I see. Yeah. Looks like percpu makes such fields refcount-like.
For non-percpu non-refcount only one bpf prog on one cpu can observe
that object. That's why we're doing plain bpf_mem_free() for them.

So this patch is a good fix for refcounted, but you and Kumar are
correct that it's not sufficient for the case when percpu struct
includes multiple rb_roots. One for each cpu.

> Changing bpf_mem_free() in
> __bpf_obj_drop_impl() to bpf_mem_free_rcu() should fix this problem.

I guess we can do that when obj is either refcount or can be
insider percpu, but it might not be enough. More below.

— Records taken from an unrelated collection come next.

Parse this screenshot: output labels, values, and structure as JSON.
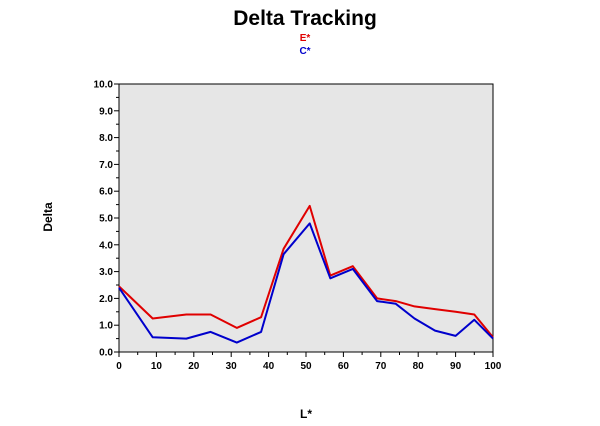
{
  "chart_data": {
    "type": "line",
    "title": "Delta Tracking",
    "xlabel": "L*",
    "ylabel": "Delta",
    "xlim": [
      0,
      100
    ],
    "ylim": [
      0,
      10
    ],
    "x_ticks": [
      "0",
      "10",
      "20",
      "30",
      "40",
      "50",
      "60",
      "70",
      "80",
      "90",
      "100"
    ],
    "y_ticks": [
      "0.0",
      "1.0",
      "2.0",
      "3.0",
      "4.0",
      "5.0",
      "6.0",
      "7.0",
      "8.0",
      "9.0",
      "10.0"
    ],
    "grid": false,
    "legend_position": "top-center",
    "plot_background": "#e6e6e6",
    "series": [
      {
        "name": "E*",
        "color": "#e00000",
        "x": [
          0,
          9,
          18,
          24.5,
          31.5,
          38,
          44,
          51,
          56.5,
          62.5,
          69,
          74,
          79,
          84.5,
          90,
          95,
          100
        ],
        "y": [
          2.45,
          1.25,
          1.4,
          1.4,
          0.9,
          1.3,
          3.85,
          5.45,
          2.85,
          3.2,
          2.0,
          1.9,
          1.7,
          1.6,
          1.5,
          1.4,
          0.55
        ]
      },
      {
        "name": "C*",
        "color": "#0000cc",
        "x": [
          0,
          9,
          18,
          24.5,
          31.5,
          38,
          44,
          51,
          56.5,
          62.5,
          69,
          74,
          79,
          84.5,
          90,
          95,
          100
        ],
        "y": [
          2.4,
          0.55,
          0.5,
          0.75,
          0.35,
          0.75,
          3.65,
          4.8,
          2.75,
          3.1,
          1.9,
          1.8,
          1.25,
          0.8,
          0.6,
          1.2,
          0.5
        ]
      }
    ]
  }
}
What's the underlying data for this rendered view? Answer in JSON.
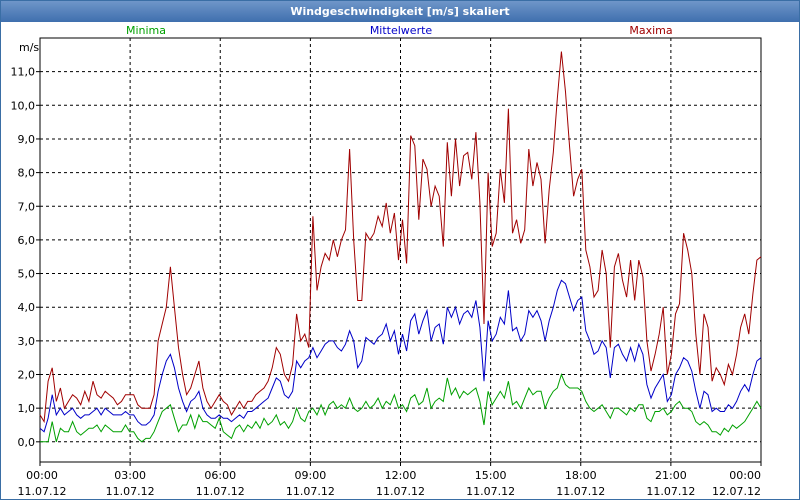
{
  "window": {
    "title": "Windgeschwindigkeit [m/s] skaliert"
  },
  "chart_data": {
    "type": "line",
    "title": "Windgeschwindigkeit [m/s] skaliert",
    "ylabel": "m/s",
    "ylim": [
      -0.6,
      12.0
    ],
    "xlim": [
      0,
      24
    ],
    "grid": true,
    "yticks": [
      "0,0",
      "1,0",
      "2,0",
      "3,0",
      "4,0",
      "5,0",
      "6,0",
      "7,0",
      "8,0",
      "9,0",
      "10,0",
      "11,0"
    ],
    "xticks": [
      {
        "time": "00:00",
        "date": "11.07.12"
      },
      {
        "time": "03:00",
        "date": "11.07.12"
      },
      {
        "time": "06:00",
        "date": "11.07.12"
      },
      {
        "time": "09:00",
        "date": "11.07.12"
      },
      {
        "time": "12:00",
        "date": "11.07.12"
      },
      {
        "time": "15:00",
        "date": "11.07.12"
      },
      {
        "time": "18:00",
        "date": "11.07.12"
      },
      {
        "time": "21:00",
        "date": "11.07.12"
      },
      {
        "time": "00:00",
        "date": "12.07.12"
      }
    ],
    "x_step_hours": 0.1667,
    "series": [
      {
        "name": "Maxima",
        "color": "#a00000",
        "legend": "Maxima",
        "values": [
          0.8,
          0.6,
          1.8,
          2.2,
          1.2,
          1.6,
          1.0,
          1.2,
          1.4,
          1.3,
          1.1,
          1.5,
          1.2,
          1.8,
          1.4,
          1.3,
          1.5,
          1.4,
          1.3,
          1.1,
          1.2,
          1.4,
          1.4,
          1.4,
          1.1,
          1.0,
          1.0,
          1.0,
          1.4,
          3.0,
          3.5,
          4.0,
          5.2,
          4.0,
          2.8,
          2.0,
          1.4,
          1.6,
          2.0,
          2.4,
          1.6,
          1.2,
          1.0,
          1.2,
          1.4,
          1.2,
          1.1,
          0.8,
          1.0,
          1.2,
          1.0,
          1.2,
          1.2,
          1.4,
          1.5,
          1.6,
          1.8,
          2.2,
          2.8,
          2.6,
          2.0,
          1.8,
          2.3,
          3.8,
          3.0,
          3.2,
          2.8,
          6.7,
          4.5,
          5.2,
          5.6,
          5.4,
          6.0,
          5.5,
          6.0,
          6.3,
          8.7,
          6.0,
          4.2,
          4.2,
          6.2,
          6.0,
          6.2,
          6.7,
          6.4,
          7.1,
          6.2,
          6.8,
          5.4,
          6.6,
          5.3,
          9.1,
          8.8,
          6.6,
          8.4,
          8.1,
          7.0,
          7.6,
          7.3,
          5.8,
          8.9,
          7.3,
          9.0,
          7.6,
          8.5,
          8.6,
          7.8,
          9.2,
          7.1,
          3.5,
          8.0,
          5.8,
          6.2,
          8.1,
          7.1,
          9.9,
          6.2,
          6.6,
          5.9,
          6.3,
          8.7,
          7.6,
          8.3,
          7.8,
          5.9,
          7.5,
          8.6,
          10.2,
          11.6,
          10.4,
          8.8,
          7.3,
          7.8,
          8.1,
          5.7,
          5.2,
          4.3,
          4.5,
          5.7,
          5.0,
          2.8,
          5.2,
          5.6,
          4.8,
          4.3,
          5.4,
          4.2,
          5.4,
          4.9,
          3.0,
          2.1,
          2.6,
          3.2,
          4.0,
          2.0,
          2.6,
          3.8,
          4.1,
          6.2,
          5.7,
          5.0,
          3.2,
          2.0,
          3.8,
          3.4,
          1.8,
          2.2,
          2.0,
          1.7,
          2.3,
          2.0,
          2.6,
          3.4,
          3.8,
          3.2,
          4.4,
          5.4,
          5.5
        ]
      },
      {
        "name": "Mittelwerte",
        "color": "#0000c8",
        "legend": "Mittelwerte",
        "values": [
          0.4,
          0.3,
          0.7,
          1.4,
          0.8,
          1.0,
          0.8,
          0.9,
          1.0,
          0.8,
          0.7,
          0.8,
          0.8,
          0.9,
          1.0,
          0.8,
          1.0,
          0.9,
          0.8,
          0.8,
          0.8,
          0.9,
          0.8,
          0.8,
          0.6,
          0.5,
          0.5,
          0.6,
          0.8,
          1.5,
          2.0,
          2.4,
          2.6,
          2.2,
          1.6,
          1.2,
          0.9,
          1.2,
          1.3,
          1.5,
          1.0,
          0.8,
          0.7,
          0.7,
          0.8,
          0.7,
          0.7,
          0.6,
          0.7,
          0.8,
          0.7,
          0.9,
          0.9,
          1.0,
          1.1,
          1.2,
          1.3,
          1.6,
          1.9,
          1.8,
          1.4,
          1.3,
          1.5,
          2.4,
          2.2,
          2.4,
          2.5,
          2.8,
          2.5,
          2.7,
          2.9,
          3.0,
          3.0,
          2.8,
          2.7,
          2.9,
          3.3,
          3.0,
          2.2,
          2.4,
          3.1,
          3.0,
          2.9,
          3.1,
          3.2,
          3.5,
          3.0,
          3.3,
          2.6,
          3.2,
          2.7,
          3.6,
          3.8,
          3.2,
          3.6,
          3.9,
          3.0,
          3.4,
          3.5,
          2.9,
          4.0,
          3.7,
          4.0,
          3.5,
          3.8,
          3.9,
          3.7,
          4.2,
          3.4,
          1.8,
          3.6,
          3.0,
          3.2,
          3.7,
          3.5,
          4.5,
          3.3,
          3.4,
          3.0,
          3.2,
          3.9,
          3.7,
          3.9,
          3.6,
          3.0,
          3.6,
          4.0,
          4.5,
          4.8,
          4.7,
          4.3,
          3.9,
          4.2,
          4.3,
          3.3,
          3.0,
          2.6,
          2.7,
          3.0,
          2.8,
          1.9,
          2.8,
          2.9,
          2.6,
          2.4,
          2.8,
          2.4,
          2.9,
          2.6,
          1.7,
          1.3,
          1.6,
          1.8,
          2.0,
          1.2,
          1.4,
          2.0,
          2.2,
          2.5,
          2.4,
          2.1,
          1.5,
          1.0,
          1.5,
          1.4,
          0.9,
          1.0,
          0.9,
          0.9,
          1.1,
          1.0,
          1.2,
          1.5,
          1.7,
          1.5,
          2.0,
          2.4,
          2.5
        ]
      },
      {
        "name": "Minima",
        "color": "#00a000",
        "legend": "Minima",
        "values": [
          0.0,
          0.0,
          0.0,
          0.6,
          0.0,
          0.4,
          0.3,
          0.3,
          0.6,
          0.3,
          0.2,
          0.3,
          0.4,
          0.4,
          0.5,
          0.3,
          0.5,
          0.4,
          0.3,
          0.3,
          0.3,
          0.5,
          0.3,
          0.3,
          0.1,
          0.0,
          0.1,
          0.1,
          0.3,
          0.6,
          0.9,
          1.0,
          1.1,
          0.7,
          0.3,
          0.5,
          0.5,
          0.8,
          0.4,
          0.8,
          0.6,
          0.6,
          0.5,
          0.4,
          0.7,
          0.3,
          0.2,
          0.1,
          0.4,
          0.5,
          0.3,
          0.5,
          0.4,
          0.6,
          0.4,
          0.7,
          0.5,
          0.6,
          0.8,
          0.5,
          0.6,
          0.4,
          0.6,
          1.0,
          0.7,
          0.6,
          0.9,
          1.0,
          0.8,
          1.1,
          0.8,
          1.1,
          1.2,
          1.0,
          1.1,
          1.0,
          1.3,
          1.0,
          0.9,
          1.0,
          1.2,
          1.0,
          1.1,
          1.3,
          1.0,
          1.2,
          1.1,
          1.4,
          1.0,
          1.1,
          0.9,
          1.3,
          1.4,
          1.1,
          1.2,
          1.6,
          1.0,
          1.2,
          1.3,
          1.2,
          1.9,
          1.4,
          1.6,
          1.3,
          1.5,
          1.4,
          1.5,
          1.6,
          1.2,
          0.5,
          1.5,
          1.1,
          1.3,
          1.5,
          1.3,
          1.8,
          1.1,
          1.2,
          1.0,
          1.3,
          1.6,
          1.4,
          1.5,
          1.5,
          1.0,
          1.3,
          1.5,
          1.6,
          2.0,
          1.7,
          1.6,
          1.6,
          1.6,
          1.5,
          1.2,
          1.0,
          0.9,
          1.0,
          1.1,
          0.9,
          0.7,
          1.0,
          1.0,
          0.9,
          0.8,
          1.0,
          0.9,
          1.1,
          1.1,
          0.7,
          0.6,
          0.9,
          0.9,
          1.0,
          0.8,
          0.9,
          1.1,
          1.2,
          1.0,
          1.0,
          0.9,
          0.6,
          0.5,
          0.6,
          0.5,
          0.3,
          0.3,
          0.2,
          0.4,
          0.3,
          0.5,
          0.4,
          0.5,
          0.6,
          0.8,
          1.0,
          1.2,
          1.0
        ]
      }
    ]
  }
}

> Another thing is related to list_head/rb_root.
> During bpf_obj_free_fields(), is it possible that another cpu
> may allocate a list_node/rb_node and add to list_head/rb_root?

It's not an issue for the single owner case and for refcounted.
Access to rb_root/list_head is always lock protected.
For refcounted the obj needs to be acquired (from the verifier pov)
meaning to have refcount =1 to be able to do spin_lock and
operate on list_head.

But bpf_rb_root_free is indeed an issue for percpu, since each
percpu has its own rb root field with its own bpf_spinlock, but
for_each_cpu() {bpf_obj_free_fields();} violates access contract.

percpu and rb_root creates such a maze of dependencies that
I think it's better to disallow rb_root-s and kptr-s inside percpu
for now.

> If this is true, then we might have a memory leak.
> But I don't whether this is possible or not.
>
> I think local kptr has the issue as percpu kptr.

Let's tackle one at a time.
I still think Dave's patch set is a good fix for recounted,
while we need to think more about percpu case.